The existing method also uses ultrasonic perforation, the mode of ultrasonic perforation is the comprehensive result of the mechanical impact and polishing action of abrasive particles under the action of ultrasonic vibration and ultrasonic cavitation action, wherein the impact action of abrasive particles is the main, but the method is limited by the influence of the amplitude, the feeding pressure and the like of a tool, the range of the hole diameter which can be processed is 0.1-90mm, and the processing range is far from being insufficient for the field of integrated circuit processing.
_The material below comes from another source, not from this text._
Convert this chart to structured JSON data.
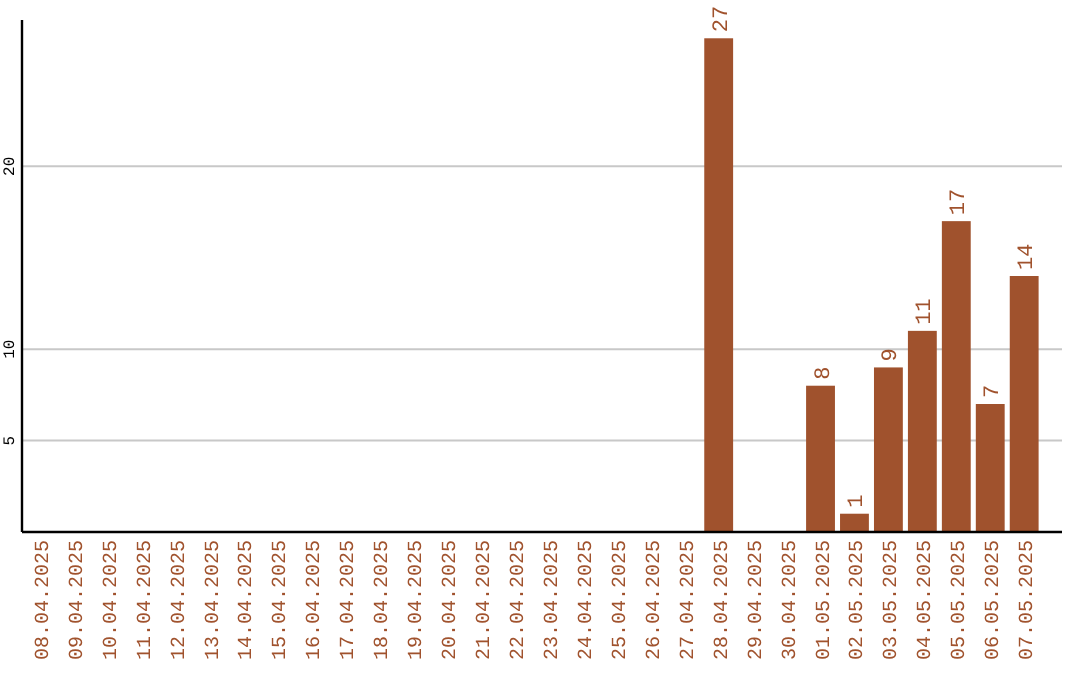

In order to solve the problems in the prior art and the actual situation, an efficient and accurate glass processing method is urgently needed.

Disclosure of Invention

Aiming at the problems in the prior art, the invention aims to provide a hard particle photoacoustic resonance assisted glass processing method, which can effectively improve the glass processing precision which can reach 50nm, basically meet the integrated circuit packaging requirements, has high processing efficiency and solves the problems of low drilling precision and low processing efficiency of the conventional ultrasonic glass.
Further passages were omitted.